The data that Dvir presented at EuroPCR, as reported by Cardiovascular News, indicate that there is a significant increase in valve degeneration between five and seven years after a transcatheter aortic valve implantation (TAVI) device is implanted. This finding—as one would imagine given the explosive growth of TAVI and unbridled enthusiasm generated for this procedure—has led to substantial angst. But one must ask if Dvir is really describing a “rose” or a new entity.

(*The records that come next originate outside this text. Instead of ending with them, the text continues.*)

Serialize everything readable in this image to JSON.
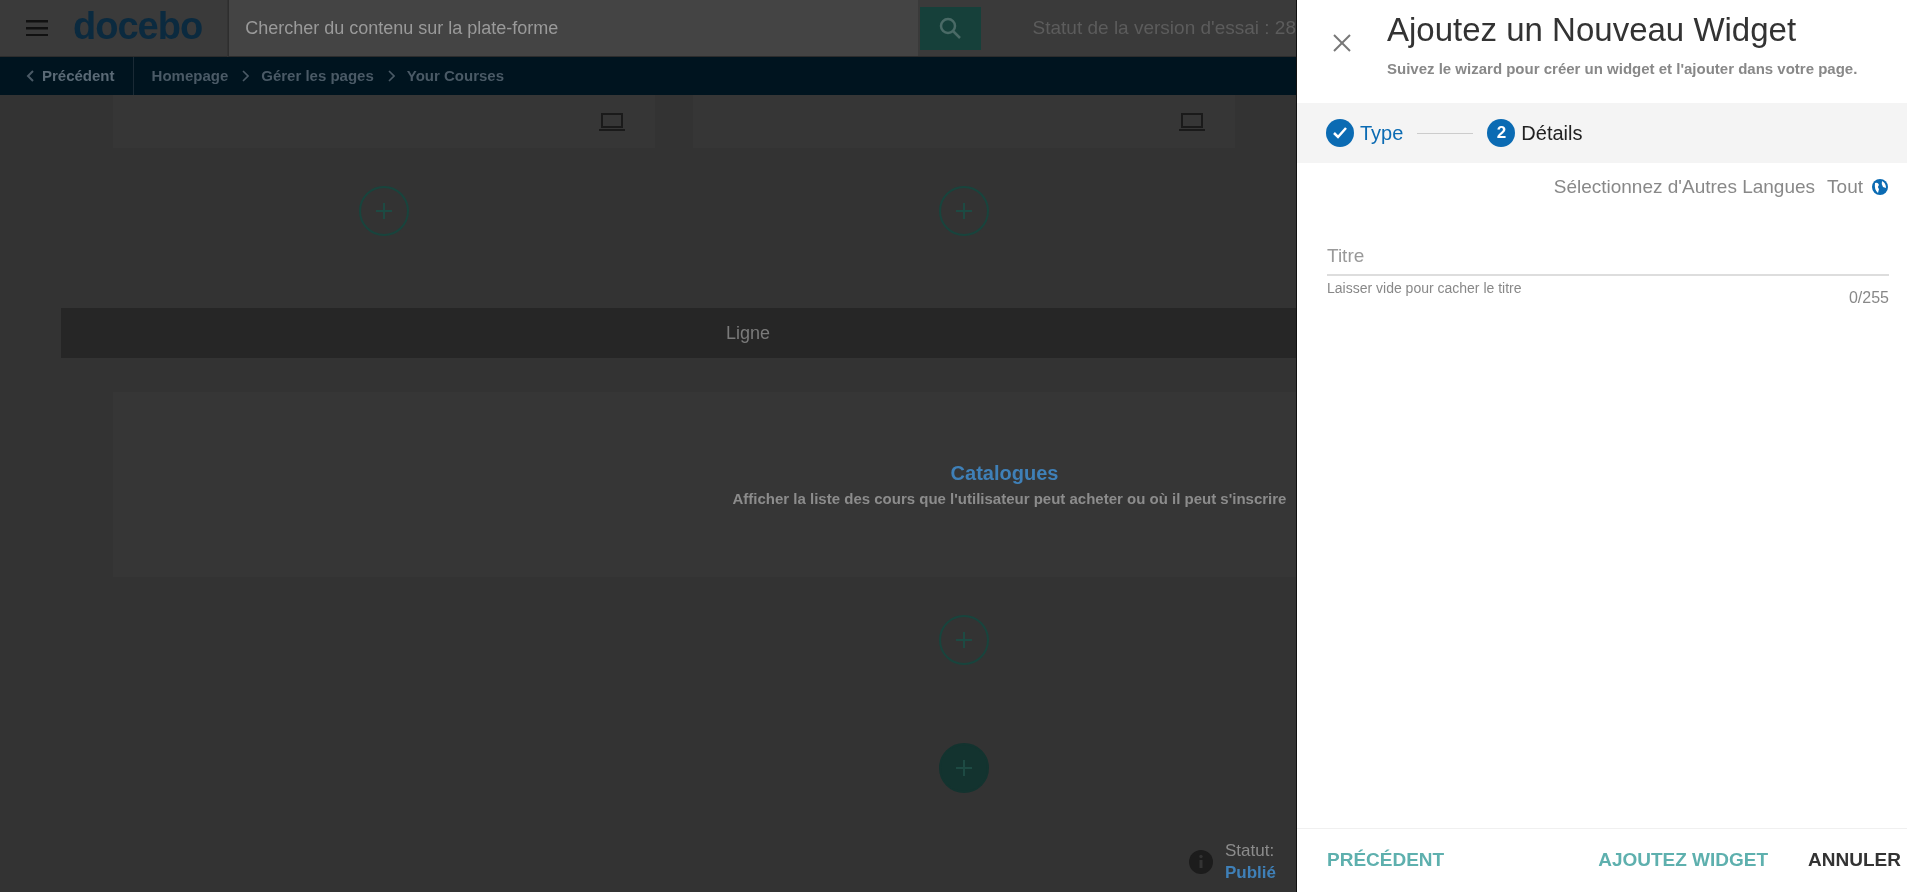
{
  "header": {
    "logo": "docebo",
    "search": {
      "placeholder": "Chercher du contenu sur la plate-forme"
    },
    "trial_status": "Statut de la version d'essai : 28"
  },
  "breadcrumb": {
    "back": "Précédent",
    "items": [
      "Homepage",
      "Gérer les pages",
      "Your Courses"
    ]
  },
  "row_label": "Ligne",
  "widget": {
    "title": "Catalogues",
    "description": "Afficher la liste des cours que l'utilisateur peut acheter ou où il peut s'inscrire"
  },
  "page_status": {
    "label": "Statut:",
    "value": "Publié"
  },
  "panel": {
    "title": "Ajoutez un Nouveau Widget",
    "subtitle": "Suivez le wizard pour créer un widget et l'ajouter dans votre page.",
    "steps": [
      {
        "label": "Type",
        "done": true
      },
      {
        "label": "Détails",
        "number": "2",
        "done": false
      }
    ],
    "languages": {
      "label": "Sélectionnez d'Autres Langues",
      "value": "Tout"
    },
    "title_field": {
      "placeholder": "Titre",
      "hint": "Laisser vide pour cacher le titre",
      "counter": "0/255"
    },
    "buttons": [
      {
        "label": "PRÉCÉDENT",
        "kind": "back"
      },
      {
        "label": "AJOUTEZ WIDGET",
        "kind": "primary"
      },
      {
        "label": "ANNULER",
        "kind": "cancel"
      }
    ]
  }
}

Cardiac surgeons have long dealt with structural valve deterioration in biologic valves. For example, the early-generation stented biologic valve Ionescu-Shiley was associated with such extensive early deterioration that it was withdrawn from the market. In fact, as young cardiac surgeons in the early 1980s, we were basically told we could not use biologic valves except in exceptional circumstances by our mentors. Fortunately, better engineering and manufacturing processes led to better biologic valves with improved durability. This ushered in a tremendous growth in the use of surgical biologic valves in the aortic position. But despite this improvement, these valves still failed over time and the failure rate was inversely related to the age of the patient at the time of implant so that valves lasted longer in older patients who tended to not to last as long as the device itself. This led to recommendations to use biologic valves for aortic valve replacement in patients older than 60 years. Over time, the cardiac surgeon began to expand biologic valves to younger patient groups and evaluate durability; they have developed an extensive literature on this issue. It is this literature that is considered when Dvir’s work is discussed, so are we talking the same language?
Surgical structural valve deterioration has usually been measured as time to reoperation due to fail failure—or at least echocardiographic indices that would lead to reoperation even if not carried out. However, Dvir used a rise in mean gradient to over 20mmHg or increase of insufficiency to moderate or above when that was not present at 30 days. This is vastly different from what has been used in the surgical literature and one wonders if this very stringent criteria were used for surgical valves what the rate of this new definition of degeneration would be? Furthermore, most of these bovine pericardial TAVI valves failed with insufficiency that was generally central. Surgeons see surgical bovine pericardial valves fail generally with stenosis from leaflet calcification. The finding in this study is reminiscent of failures due to engineering design and manufacture in early generation surgical valves and is likely to be improved in the newer generation already in use.
This presentation by Dvir does and should cause us all to pause and think about valve degeneration as we move to younger and lower risk patients but cannot be directly compared to the existing surgical literature of definitions of valve degeneration and durability. Harmonisation of definitions and prolonged (10 years’ minimum) follow up of these valves is necessary. With several randomised TAVI vs. surgical aortic valve replacement trials either completed or on going we have a unique opportunity to use a standard definition of valve degeneration and compared surgical valves to TAVI valves. Until we get that data, it would appear that a rose by any other name is still a rose.
Michael Reardon is at Department of Cardiovascular Surgery, Houston Methodist DeBakey Heart & Vascular Center, Houston, Texas, USA. He was the lead author of the CoreValve US Pivotal High Risk Trial.